This week, I graduated from a soft cast to a hand splint, custom made from low-temperature thermoplastic and Velcro. The process was an interesting mix of art and science. My Occupational Therapist, who specializes in hand injuries, regularly creates them "while you wait."
The procedure began with a gross sizing using a paper pattern placed against my arm to determine how much thermoplastic material would be needed. After the two sheets were cut down, each was heated in a hot water bath and then carefully molded against my arm to obtain a form fit - a snug, protective shield whose edges roll away from the skin to prevent chafing. Later the two splints were joined by a series of strategically placed Velcro strips. Unfortunately, I encountered pinch points which prompted a return visit this morning... alas, as I type this post, I suspect there will be more tweaking needed.

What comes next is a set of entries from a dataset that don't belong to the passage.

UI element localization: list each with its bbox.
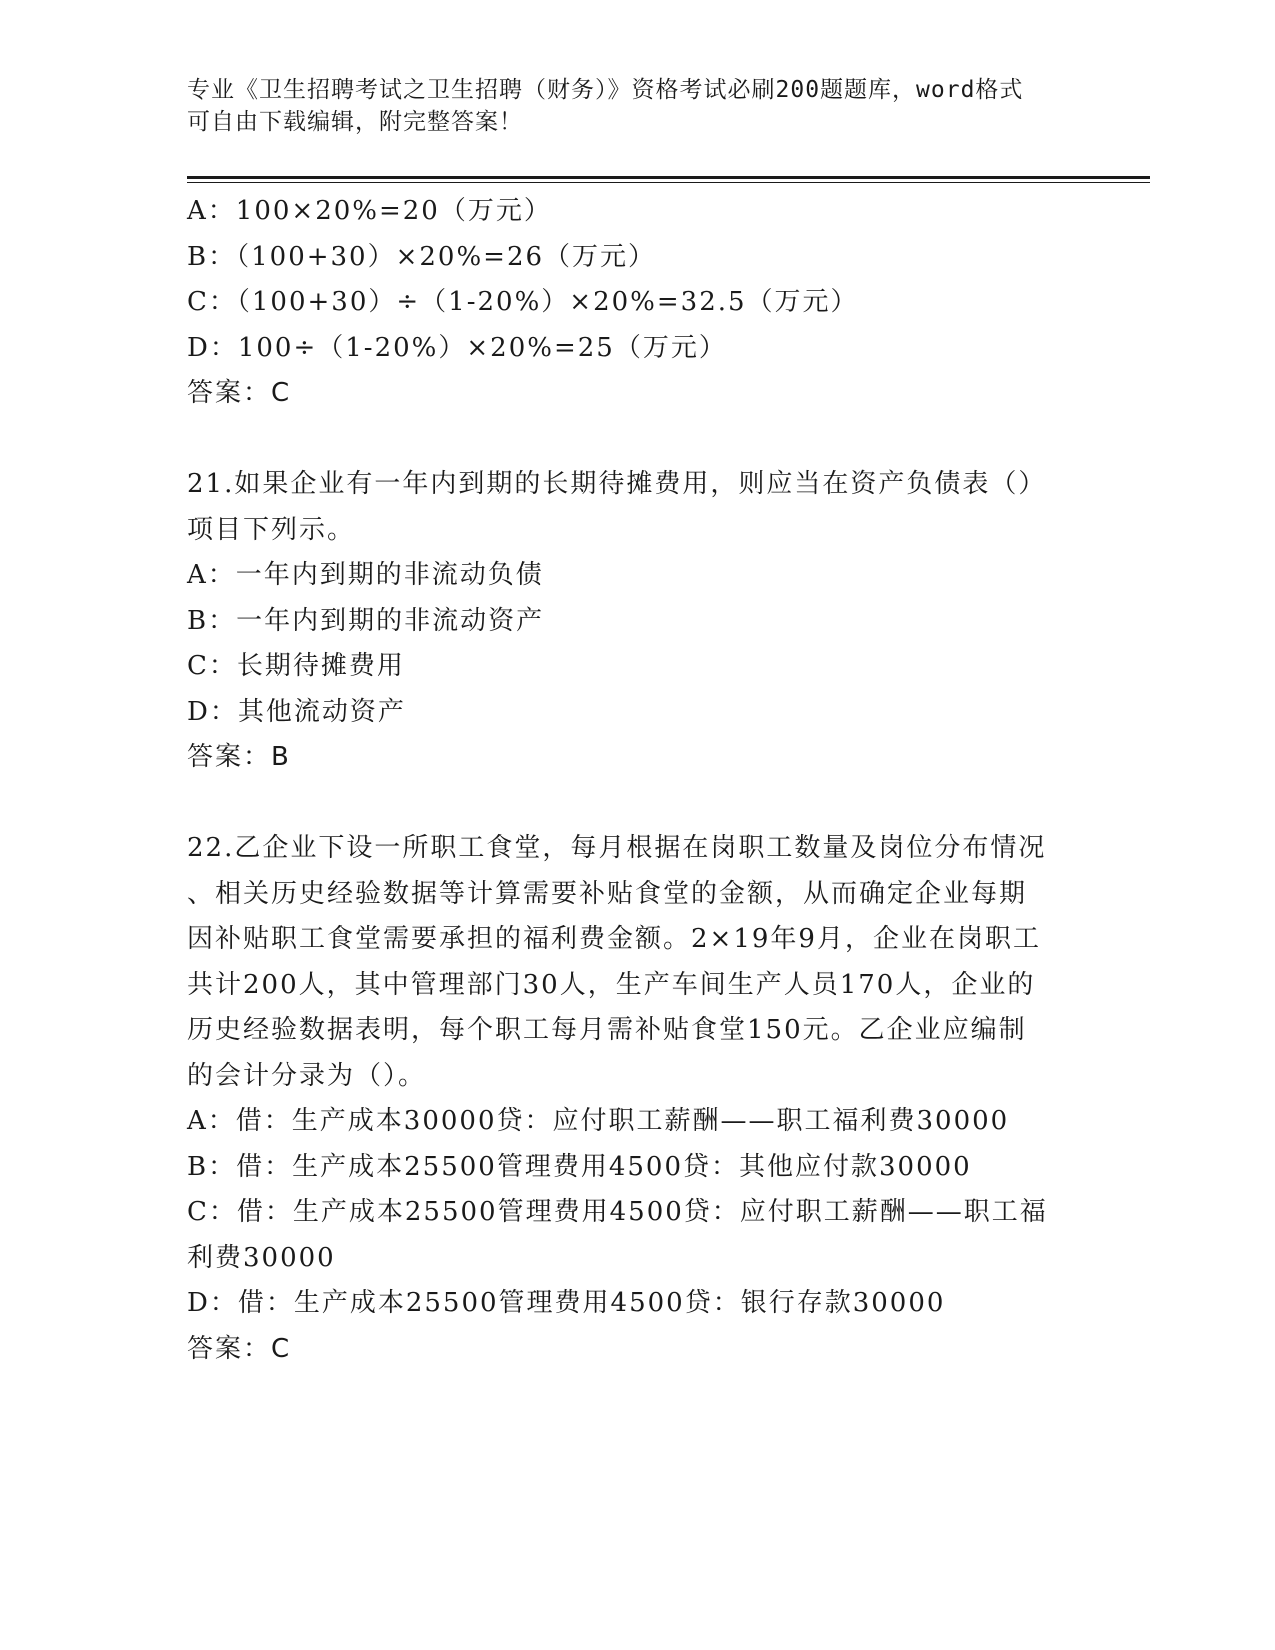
document-body bbox=[187, 189, 1087, 1372]
option-a: A：一年内到期的非流动负债 bbox=[187, 560, 544, 590]
option-d: D：借：生产成本25500管理费用4500贷：银行存款30000 bbox=[187, 1288, 946, 1318]
option-c: C：借：生产成本25500管理费用4500贷：应付职工薪酬——职工福 bbox=[187, 1197, 1048, 1227]
question-stem-line: 共计200人，其中管理部门30人，生产车间生产人员170人，企业的 bbox=[187, 969, 1036, 1000]
option-c: C：长期待摊费用 bbox=[187, 651, 405, 681]
option-a: A：100×20%=20（万元） bbox=[187, 196, 552, 226]
question-20-continued bbox=[187, 189, 1087, 417]
header-title-line-2: 可自由下载编辑，附完整答案！ bbox=[187, 109, 523, 135]
question-stem-line: 、相关历史经验数据等计算需要补贴食堂的金额，从而确定企业每期 bbox=[187, 878, 1028, 909]
question-stem-line: 21.如果企业有一年内到期的长期待摊费用，则应当在资产负债表（） bbox=[187, 469, 1047, 499]
option-b: B：借：生产成本25500管理费用4500贷：其他应付款30000 bbox=[187, 1151, 972, 1182]
spacer bbox=[187, 417, 1087, 463]
question-stem-line: 历史经验数据表明，每个职工每月需补贴食堂150元。乙企业应编制 bbox=[187, 1015, 1027, 1045]
page-header bbox=[187, 74, 1087, 138]
question-stem-line: 项目下列示。 bbox=[187, 514, 356, 545]
spacer bbox=[187, 781, 1087, 827]
header-title-line-1: 专业《卫生招聘考试之卫生招聘（财务）》资格考试必刷200题题库，word格式 bbox=[187, 77, 1024, 103]
option-a: A：借：生产成本30000贷：应付职工薪酬——职工福利费30000 bbox=[187, 1106, 1010, 1136]
question-stem-line: 因补贴职工食堂需要承担的福利费金额。2×19年9月，企业在岗职工 bbox=[187, 924, 1041, 954]
header-divider-thick bbox=[187, 176, 1150, 179]
answer-line: 答案：C bbox=[187, 1333, 292, 1364]
answer-line: 答案：C bbox=[187, 378, 292, 408]
option-c-continued: 利费30000 bbox=[187, 1242, 336, 1273]
question-stem-line: 22.乙企业下设一所职工食堂，每月根据在岗职工数量及岗位分布情况 bbox=[187, 833, 1047, 863]
header-divider-thin bbox=[187, 182, 1150, 183]
option-d: D：100÷（1-20%）×20%=25（万元） bbox=[187, 332, 727, 363]
option-b: B：（100+30）×20%=26（万元） bbox=[187, 241, 657, 272]
option-d: D：其他流动资产 bbox=[187, 696, 406, 727]
question-22 bbox=[187, 826, 1087, 1372]
option-c: C：（100+30）÷（1-20%）×20%=32.5（万元） bbox=[187, 287, 859, 317]
question-stem-line: 的会计分录为（）。 bbox=[187, 1060, 427, 1091]
question-21 bbox=[187, 462, 1087, 781]
option-b: B：一年内到期的非流动资产 bbox=[187, 605, 545, 636]
answer-line: 答案：B bbox=[187, 742, 291, 772]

So I find myself debating whether the fitting process could be improved using a 3D scanner and printer. Theoretically, a doctor's staff could quickly scan the patient's hand in the office to create a model that could then be used to make the splints. The final fitting would then be completed during the first OT appointment, allowing the patient to begin therapy during the initial visit instead.
But would the additive manufacturing approach be much more accurate than the current in-office process? I suspect it might be more expensive (but I won't know until I get the bill) and since the splints are only worn (hopefully) for about four weeks, insurance companies might not approve. But given how tender the injured body part can be, anything that minimizes the amount of handling required during the fitting would be welcomed.